The curious case in the film is just as much about Daisy as it is Benjamin.  The film opens in a Louisiana hospital during Hurricane Katrina, and as the storm rages outside, we find Daisy on her deathbed.  To help take her mind off the pain, she asks her daughter to read from a diary that she has kept with her all these years but has been unable to read.  As Caroline reads, we quickly realize that this is Benjamin’s diary, and Daisy learns things about his life, and her own, that she did not know until now.  Daisy begins to make sense of events in her life, to deal with unrequited love, both Benjamin’s and her own.  In the process, Caroline also realizes that Benjamin was actually her father.  Because Benjamin still lived his life in a linear fashion, moving forward while aging backward, he was still bound to a perspective that became more confining as he “got younger.”  His infantilization robbed him of any ability to reflect on his life and to make any sense of all that he had experienced.  Daisy, on the other hand, even as she is riddled by what must be cancer, has the opportunity, through the reading of Benjamin’s diary, to understand her life in reverse.  Though her love for Benjamin came in fits and starts during their life together, it grows richer still on her deathbed with each new revelation.

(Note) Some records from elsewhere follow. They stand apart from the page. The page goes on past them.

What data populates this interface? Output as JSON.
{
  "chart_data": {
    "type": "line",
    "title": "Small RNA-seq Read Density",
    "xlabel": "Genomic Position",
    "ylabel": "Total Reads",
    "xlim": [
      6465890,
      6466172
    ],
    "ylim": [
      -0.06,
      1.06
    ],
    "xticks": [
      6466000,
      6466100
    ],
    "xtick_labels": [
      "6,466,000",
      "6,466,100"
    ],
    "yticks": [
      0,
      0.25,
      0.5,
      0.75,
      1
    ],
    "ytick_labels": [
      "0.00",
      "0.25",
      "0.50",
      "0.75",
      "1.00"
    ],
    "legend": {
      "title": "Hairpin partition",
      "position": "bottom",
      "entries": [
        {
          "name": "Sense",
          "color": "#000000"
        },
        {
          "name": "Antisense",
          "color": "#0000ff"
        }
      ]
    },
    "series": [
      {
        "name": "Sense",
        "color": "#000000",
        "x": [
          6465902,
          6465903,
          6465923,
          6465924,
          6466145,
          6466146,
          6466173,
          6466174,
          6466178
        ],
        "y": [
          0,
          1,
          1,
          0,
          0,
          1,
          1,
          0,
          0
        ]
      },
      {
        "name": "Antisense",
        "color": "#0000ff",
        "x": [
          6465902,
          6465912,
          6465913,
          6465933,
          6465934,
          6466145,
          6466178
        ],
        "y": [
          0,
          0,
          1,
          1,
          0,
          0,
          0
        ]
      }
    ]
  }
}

Daisy’s pained, brief narrations of her own life are compelling and heartbreaking, especially as she tells of her decision to care for the young/old Benjamin.  We see them walking side by side, she an aging woman, he a stumbling infant who has forgotten how to talk, much less the identity of the woman leading him.  Daisy rocks Benjamin as an infant and tells us that she once saw a flicker of recognition in his young eyes.  As the story progressed, I was reminded of an earlier film, 2004’s Birth, which starred Nicole Kidman as a woman who believed that the spirit of her husband was reincarnated in the body of a young boy.  There was some scandal over the film’s sexuality (Kidman and the young boy in a tub together, naked).  Birth could not really accomplish much in the way of saying anything about love because it could never convince the audience, or the other characters, that Kidman was anything more than crazy or perverted.  The Curious Case of Benjamin Button succeeds marvelously because we know that Benjamin has aged backwards and that there really is an old man inside the young child’s body.  The more recent film succeeds because it avoids any controversial, sexual encounters once Benjamin surpasses his teenage years.  Daisy does all that she can do in her difficult situation, caring for the man that she once loved, even though he is beyond recognition.

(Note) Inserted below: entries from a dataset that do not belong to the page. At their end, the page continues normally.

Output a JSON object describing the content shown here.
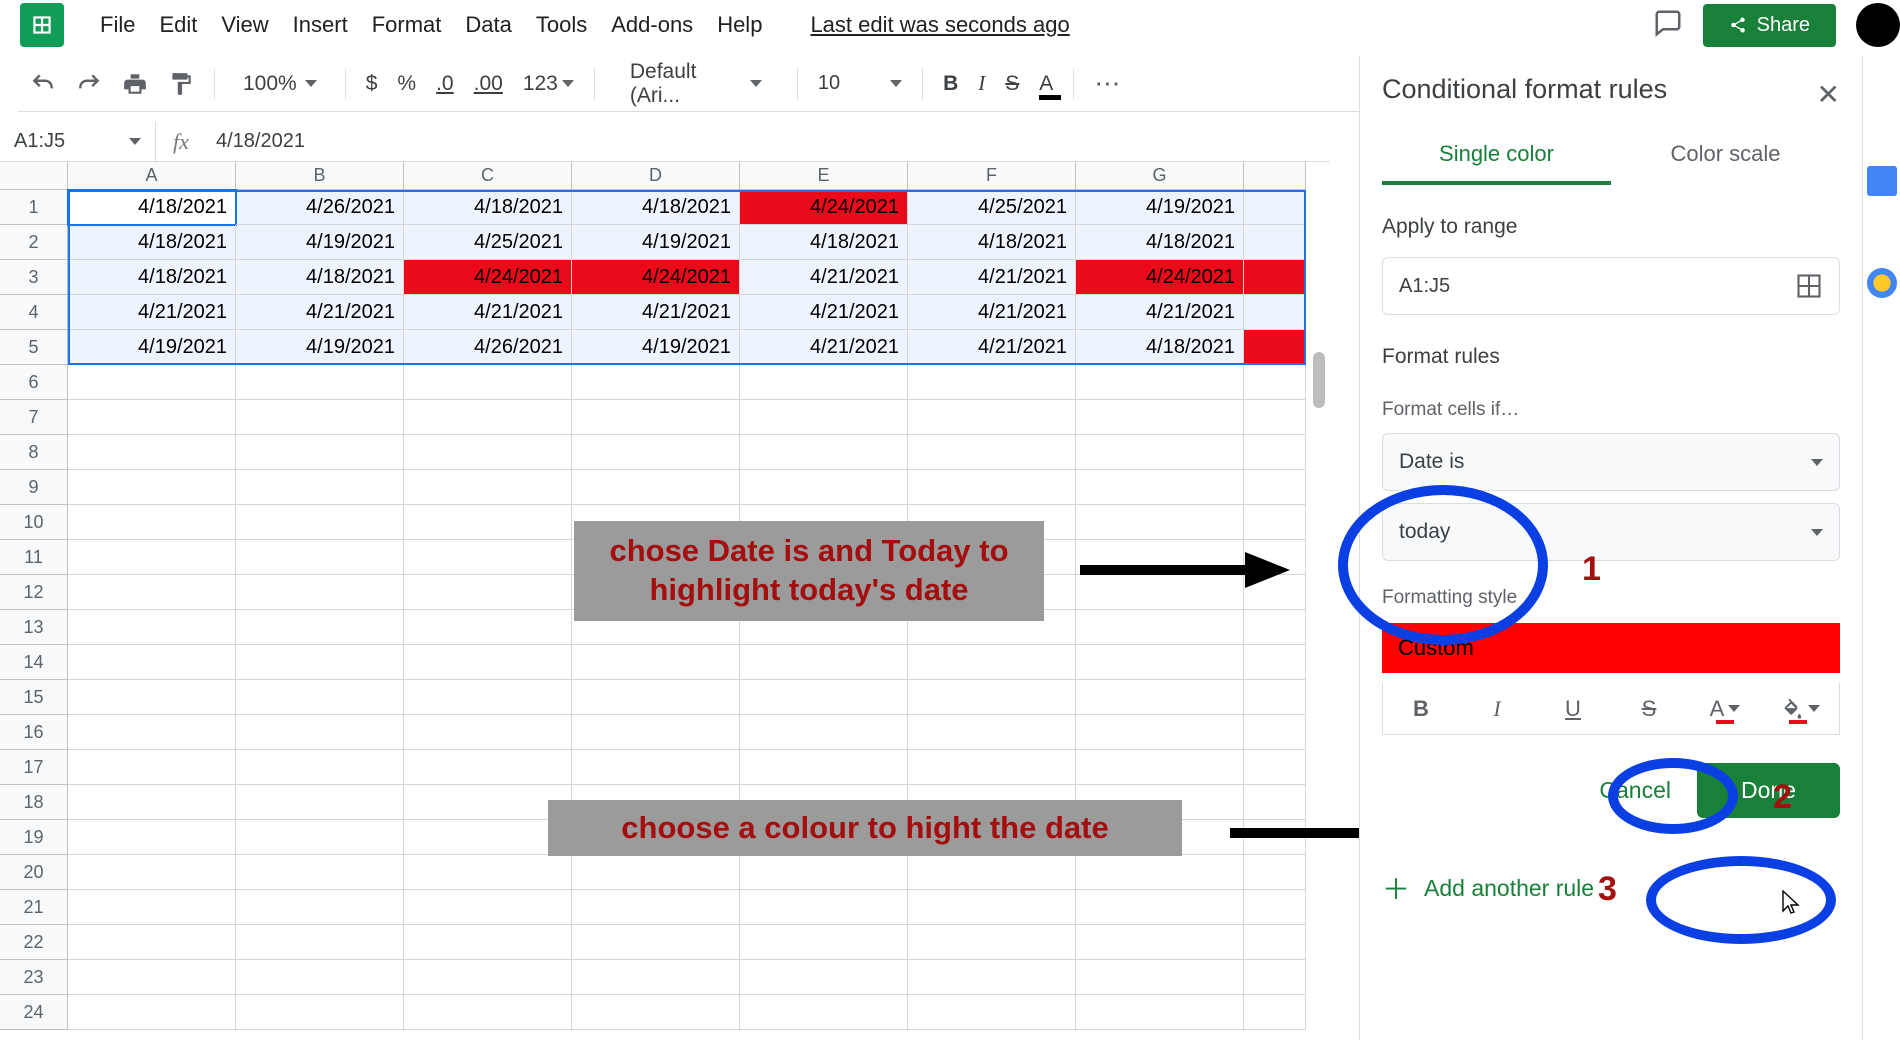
{
  "menu": {
    "items": [
      "File",
      "Edit",
      "View",
      "Insert",
      "Format",
      "Data",
      "Tools",
      "Add-ons",
      "Help"
    ],
    "last_edit": "Last edit was seconds ago",
    "share": "Share"
  },
  "toolbar": {
    "zoom": "100%",
    "currency": "$",
    "percent": "%",
    "dec_less": ".0",
    "dec_more": ".00",
    "num_fmt": "123",
    "font": "Default (Ari...",
    "size": "10",
    "bold": "B",
    "italic": "I",
    "strike": "S",
    "text_color_letter": "A",
    "text_color_bar": "#000000",
    "more": "⋯"
  },
  "name_box": "A1:J5",
  "formula_value": "4/18/2021",
  "columns": {
    "labels": [
      "A",
      "B",
      "C",
      "D",
      "E",
      "F",
      "G",
      ""
    ],
    "widths": [
      168,
      168,
      168,
      168,
      168,
      168,
      168,
      62
    ]
  },
  "row_heights": {
    "data": 35,
    "empty": 35
  },
  "row_count_empty": 19,
  "cells": [
    [
      "4/18/2021",
      "4/26/2021",
      "4/18/2021",
      "4/18/2021",
      "4/24/2021",
      "4/25/2021",
      "4/19/2021",
      ""
    ],
    [
      "4/18/2021",
      "4/19/2021",
      "4/25/2021",
      "4/19/2021",
      "4/18/2021",
      "4/18/2021",
      "4/18/2021",
      ""
    ],
    [
      "4/18/2021",
      "4/18/2021",
      "4/24/2021",
      "4/24/2021",
      "4/21/2021",
      "4/21/2021",
      "4/24/2021",
      ""
    ],
    [
      "4/21/2021",
      "4/21/2021",
      "4/21/2021",
      "4/21/2021",
      "4/21/2021",
      "4/21/2021",
      "4/21/2021",
      ""
    ],
    [
      "4/19/2021",
      "4/19/2021",
      "4/26/2021",
      "4/19/2021",
      "4/21/2021",
      "4/21/2021",
      "4/18/2021",
      ""
    ]
  ],
  "highlighted_cells": [
    [
      0,
      4
    ],
    [
      2,
      2
    ],
    [
      2,
      3
    ],
    [
      2,
      6
    ],
    [
      2,
      7
    ],
    [
      4,
      7
    ]
  ],
  "highlight_color": "#eb0a1a",
  "selection_tint_color": "rgba(26,115,232,0.08)",
  "active_cell": [
    0,
    0
  ],
  "annotations": {
    "text1": "chose Date is and Today to highlight today's date",
    "text2": "choose a colour to hight the date",
    "num1": "1",
    "num2": "2",
    "num3": "3",
    "text_color": "#a40e0e",
    "bg_color": "#9b9b9b",
    "circle_color": "#0a3fe3",
    "arrow_color": "#000000"
  },
  "panel": {
    "title": "Conditional format rules",
    "tab_single": "Single color",
    "tab_scale": "Color scale",
    "apply_label": "Apply to range",
    "range": "A1:J5",
    "rules_label": "Format rules",
    "cells_if": "Format cells if…",
    "cond": "Date is",
    "cond_val": "today",
    "style_label": "Formatting style",
    "style_name": "Custom",
    "style_swatch": "#ff0000",
    "cancel": "Cancel",
    "done": "Done",
    "add_rule": "Add another rule"
  }
}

The Curious Case of Benjamin Button is a very direct visualization of the old saying, “Once a man, twice a child.”  Yet since it was about much more than this, it succeeds when it might have easily failed.  Its encouragement to live life to the fullest and to be prepared for whatever comes your way is a welcome message, if somewhat trite.  Yet Blanchett’s performance and the significance of her character’s experiences are much weightier and make the film a must see, well after the special effects have worn off.

The Curious Case of Benjaming Button (159 mins.) is rated PG-13 for brief war violence, sexual content, and brief offensive language.